However after enduring two full pregnancies we decided that it’s no longer an option for us. It’s just too hard/painful and each one has required more drugs and longer bed rest. And since we’ve always planned on adoption it made the whole situation easier. We know that not everyone gets to experience the joys of carrying and birthing their children. I am eternally grateful for having been blessed with those experiences hard as they often were. But we know that someone is missing from making our little family complete. And we know adoption is the way to go to complete our family.
I’ve been ready (Did loads of research, and even picked an agency.) for about 6ish months now. Just been waiting for Jon to be ready. So when he said he was ready I couldn’t even contain my joy. I felt like I did when I held that very first positive pregnancy test. SO excited, happy, emotional, and just a touch of scared of the unknown. And I of course got after him for scaring me. He said Steve reminded him that you are NEVER %100 ready to have kids. So why wait?
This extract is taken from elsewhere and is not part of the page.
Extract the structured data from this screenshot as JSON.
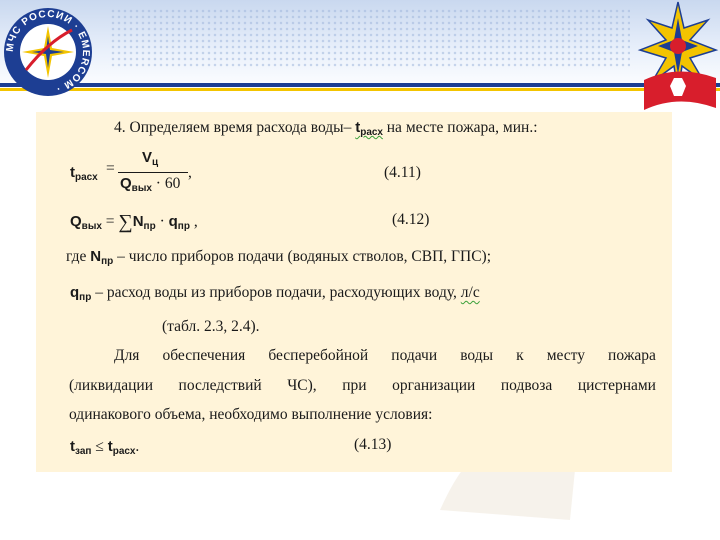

So I’ll be doing new research (new state new laws. Utah stuff is tossed…) on local adoption while we find/pick an agency. And then we will dive into all the paper work and get physicals, and get home-study ready, and more. Lot’s more. And I’ll write about our journey here. Because that’s what I do.
Kaylee is excited. She wants two. A brother AND a sister. I’ve started telling her that we will all be surprised.
A few things that have been settled for years are: We don’t care what age our child is (Jon would prefer no older than 3.), what gender they are, or their ethnicity.
One MAJOR thing is that Jon doesn’t like the idea of open adoption. And until talking with Steve I was on the same page. Now I’m not sure. So we will see on that.
My favorite (all have been good) responses to our news:
Mom H, “Good. I was hoping for an even 20” Grandchildren that is. Big smile on her face.
Dad K, “It’s about time! I’m ready for more grandkids.” Huge smile.
If anyone has anything helpful to share please do. Uncharted waters and all….So hears to the start of a new journey! We are excited about the ups and downs that are headed our way.